Niamey ist der erste Ort, die Hauptstadt des Niger. Jean-Marc und ich haben dort im Mai Menschen getroffen, die einen erschütternden Weg hinter sich hatten. Aus Senegal, Gambia, Nigeria oder Mali kommend hatten sie sich auf den Weg nach Europa gemacht in der Hoffnung auf eine bessere Zukunft. Doch die Hoffnung wurde zum Alptraum. Schlepper brachten diese Menschen um ihre letzte Habe, viele wurden auf grausame Weise misshandelt. Nun standen sie vor dem Nichts - alles verloren, lange bevor sie auch nur in die Nähe Europas gekommen waren.

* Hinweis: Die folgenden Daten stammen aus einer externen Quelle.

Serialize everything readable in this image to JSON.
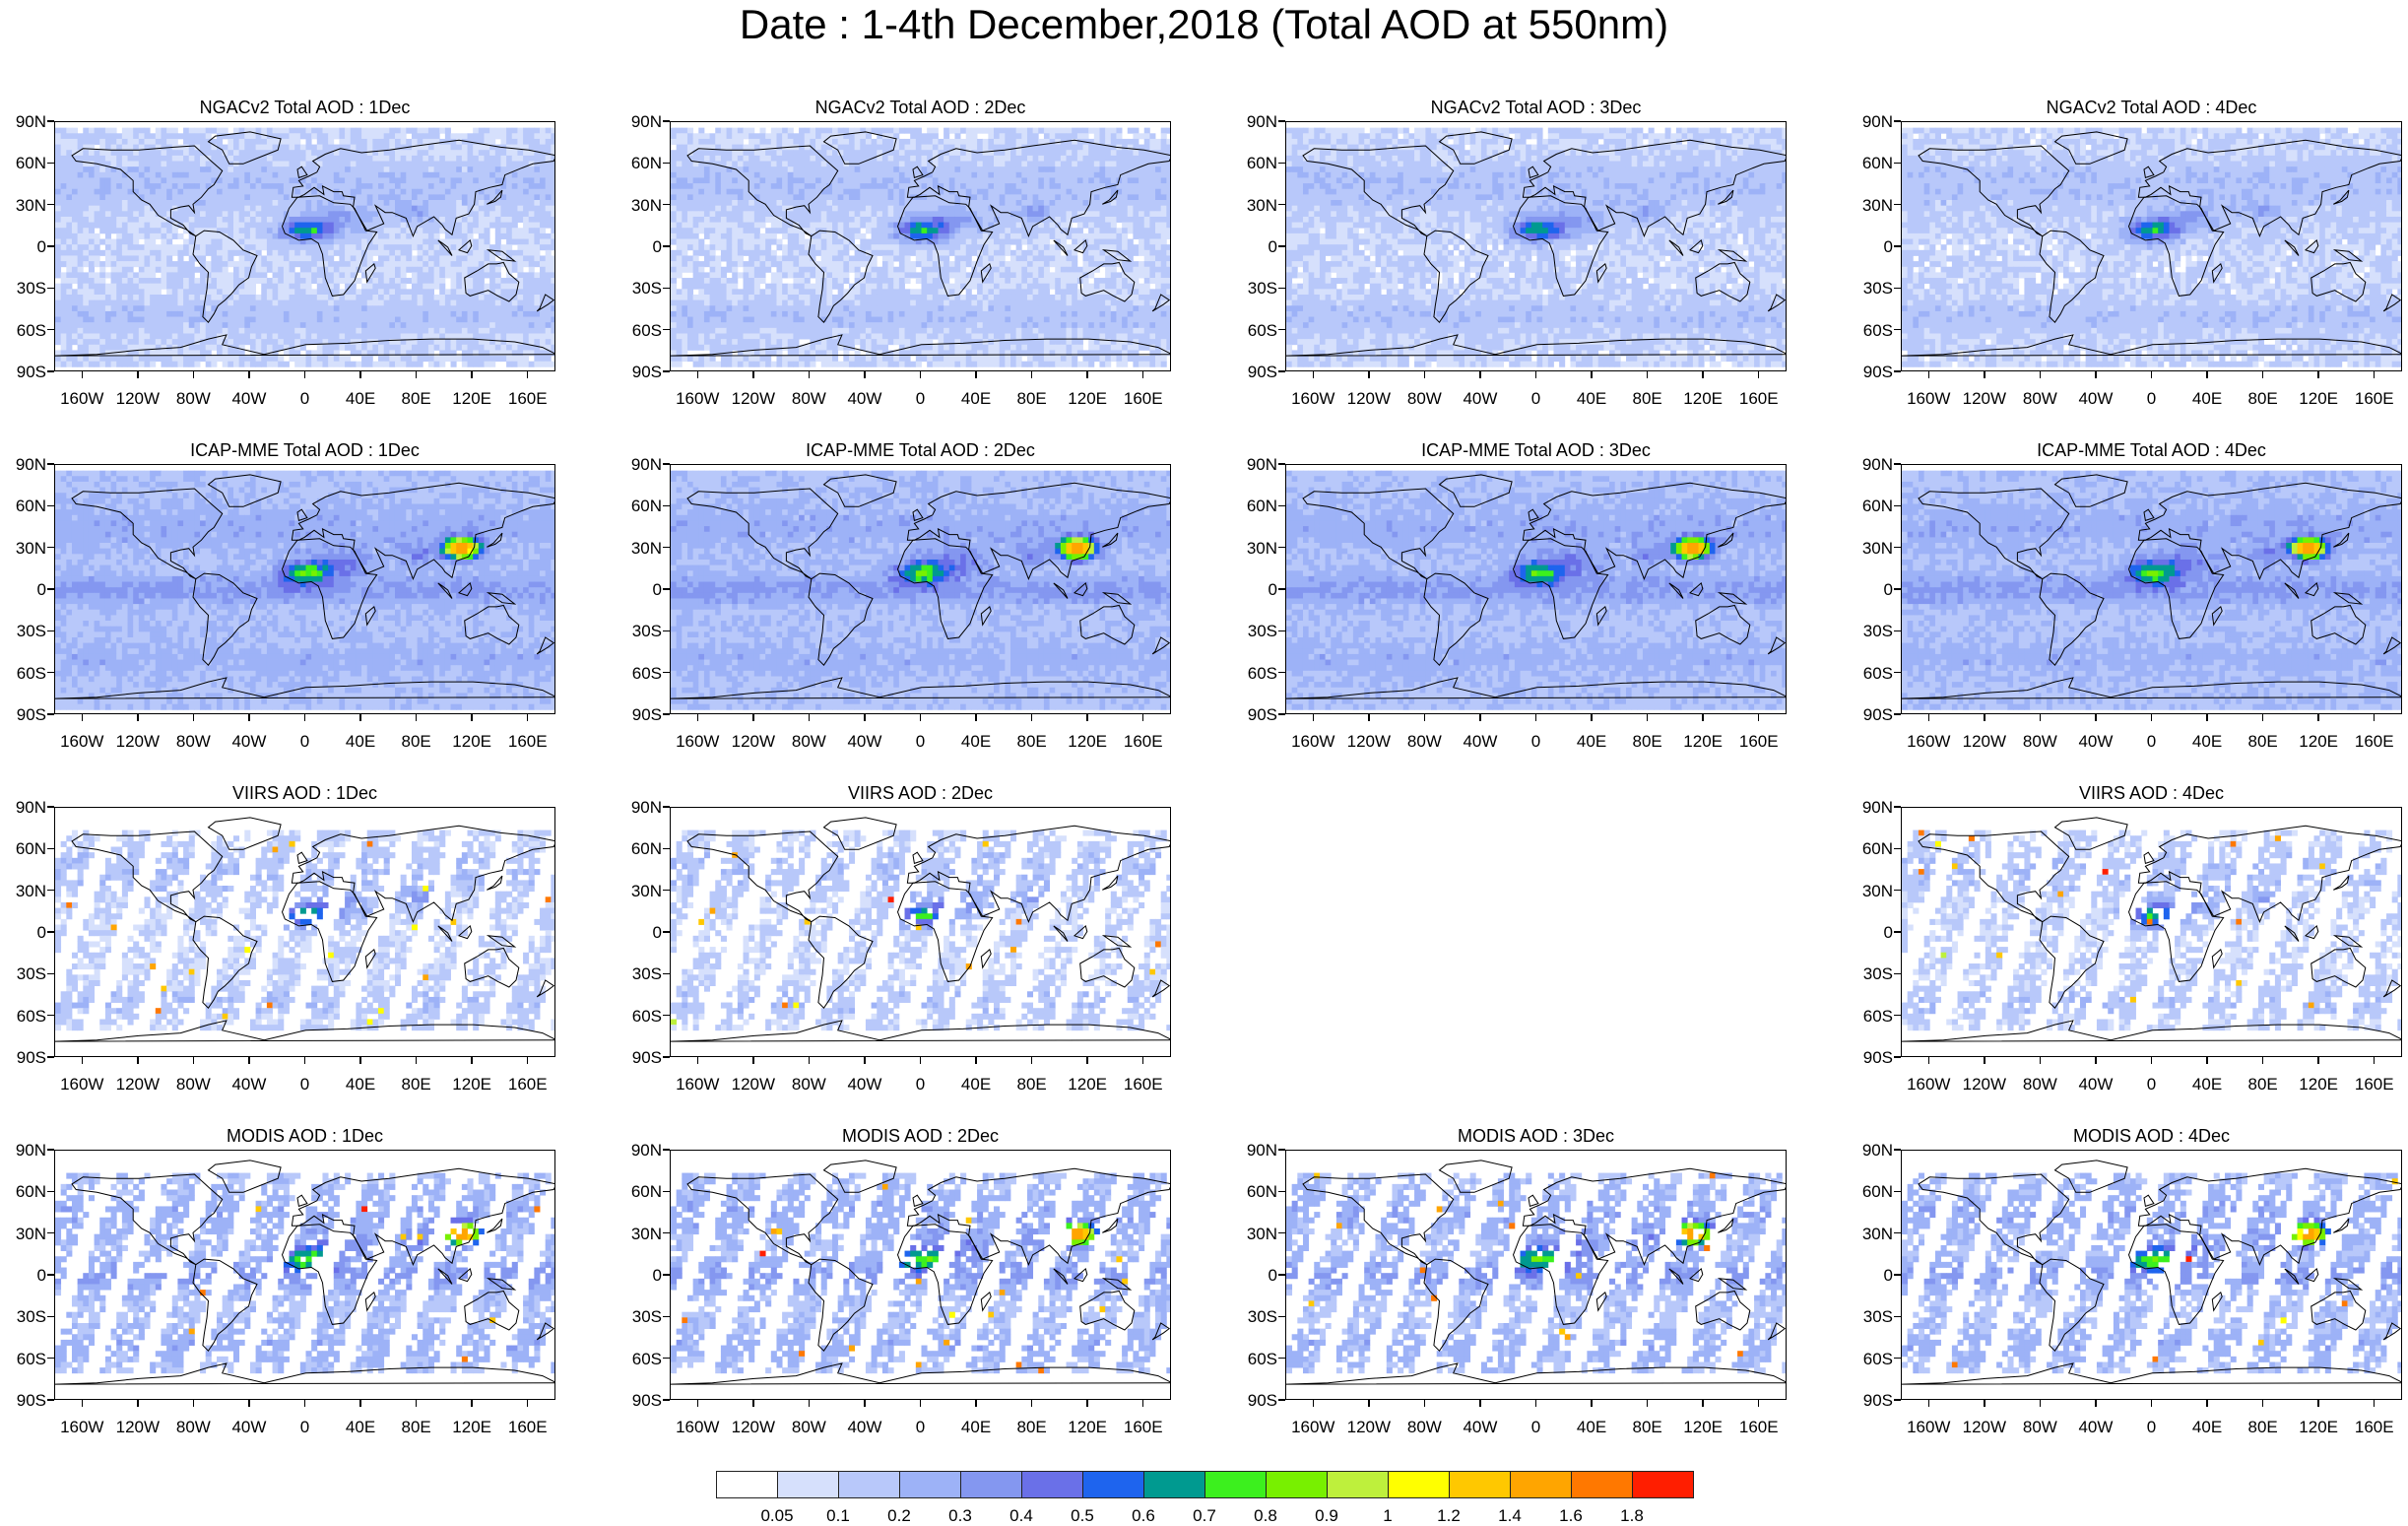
{
  "title": "Date : 1-4th December,2018 (Total AOD at 550nm)",
  "axes": {
    "lat_ticks": [
      "90N",
      "60N",
      "30N",
      "0",
      "30S",
      "60S",
      "90S"
    ],
    "lon_ticks": [
      "160W",
      "120W",
      "80W",
      "40W",
      "0",
      "40E",
      "80E",
      "120E",
      "160E"
    ]
  },
  "panels": [
    {
      "title": "NGACv2 Total AOD : 1Dec",
      "kind": "model",
      "intensity": 0,
      "row": 0,
      "col": 0
    },
    {
      "title": "NGACv2 Total AOD : 2Dec",
      "kind": "model",
      "intensity": 0,
      "row": 0,
      "col": 1
    },
    {
      "title": "NGACv2 Total AOD : 3Dec",
      "kind": "model",
      "intensity": 0,
      "row": 0,
      "col": 2
    },
    {
      "title": "NGACv2 Total AOD : 4Dec",
      "kind": "model",
      "intensity": 0,
      "row": 0,
      "col": 3
    },
    {
      "title": "ICAP-MME Total AOD : 1Dec",
      "kind": "model",
      "intensity": 1,
      "row": 1,
      "col": 0
    },
    {
      "title": "ICAP-MME Total AOD : 2Dec",
      "kind": "model",
      "intensity": 1,
      "row": 1,
      "col": 1
    },
    {
      "title": "ICAP-MME Total AOD : 3Dec",
      "kind": "model",
      "intensity": 1,
      "row": 1,
      "col": 2
    },
    {
      "title": "ICAP-MME Total AOD : 4Dec",
      "kind": "model",
      "intensity": 1,
      "row": 1,
      "col": 3
    },
    {
      "title": "VIIRS AOD : 1Dec",
      "kind": "satellite",
      "intensity": 0,
      "row": 2,
      "col": 0
    },
    {
      "title": "VIIRS AOD : 2Dec",
      "kind": "satellite",
      "intensity": 0,
      "row": 2,
      "col": 1
    },
    {
      "title": "VIIRS AOD : 4Dec",
      "kind": "satellite",
      "intensity": 0,
      "row": 2,
      "col": 3
    },
    {
      "title": "MODIS AOD : 1Dec",
      "kind": "satellite",
      "intensity": 1,
      "row": 3,
      "col": 0
    },
    {
      "title": "MODIS AOD : 2Dec",
      "kind": "satellite",
      "intensity": 1,
      "row": 3,
      "col": 1
    },
    {
      "title": "MODIS AOD : 3Dec",
      "kind": "satellite",
      "intensity": 1,
      "row": 3,
      "col": 2
    },
    {
      "title": "MODIS AOD : 4Dec",
      "kind": "satellite",
      "intensity": 1,
      "row": 3,
      "col": 3
    }
  ],
  "colorbar": {
    "labels": [
      "0.05",
      "0.1",
      "0.2",
      "0.3",
      "0.4",
      "0.5",
      "0.6",
      "0.7",
      "0.8",
      "0.9",
      "1",
      "1.2",
      "1.4",
      "1.6",
      "1.8"
    ],
    "colors": [
      "#ffffff",
      "#d6e0fc",
      "#b8c8fa",
      "#9db2f7",
      "#8497f0",
      "#6a70e8",
      "#1e64ee",
      "#009a90",
      "#3cf01e",
      "#78f000",
      "#bef03c",
      "#ffff00",
      "#ffc800",
      "#ffa500",
      "#ff7800",
      "#ff1e00"
    ]
  }
}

Tragische Schicksale und doch nur beispielhafte Schicksale für die unzähligen Menschen, die alles aufgeben, ihre Heimat verlassen in der Hoffnung auf ein besseres Leben. Viele von ihnen vertrieben, verfolgt, ausgebeutet.
Der zweite Ort, von dem ich sprechen will, heißt Slawjansk. Er liegt in der Ostukraine. Dort, mitten im Konfliktgebiet, standen Jean-Marc und ich im September an einer Brücke. Sie war durch Kämpfe zerstört worden. Nur noch ein Stumpf ragte in den Himmel als Sinnbild für die Wucht von Zerstörung und Gewalt. Und vielleicht auch als Symbol für den zerrissenen Alltag der Menschen, die in der Region noch immer und schon viel zu lange Angst und Not erleiden.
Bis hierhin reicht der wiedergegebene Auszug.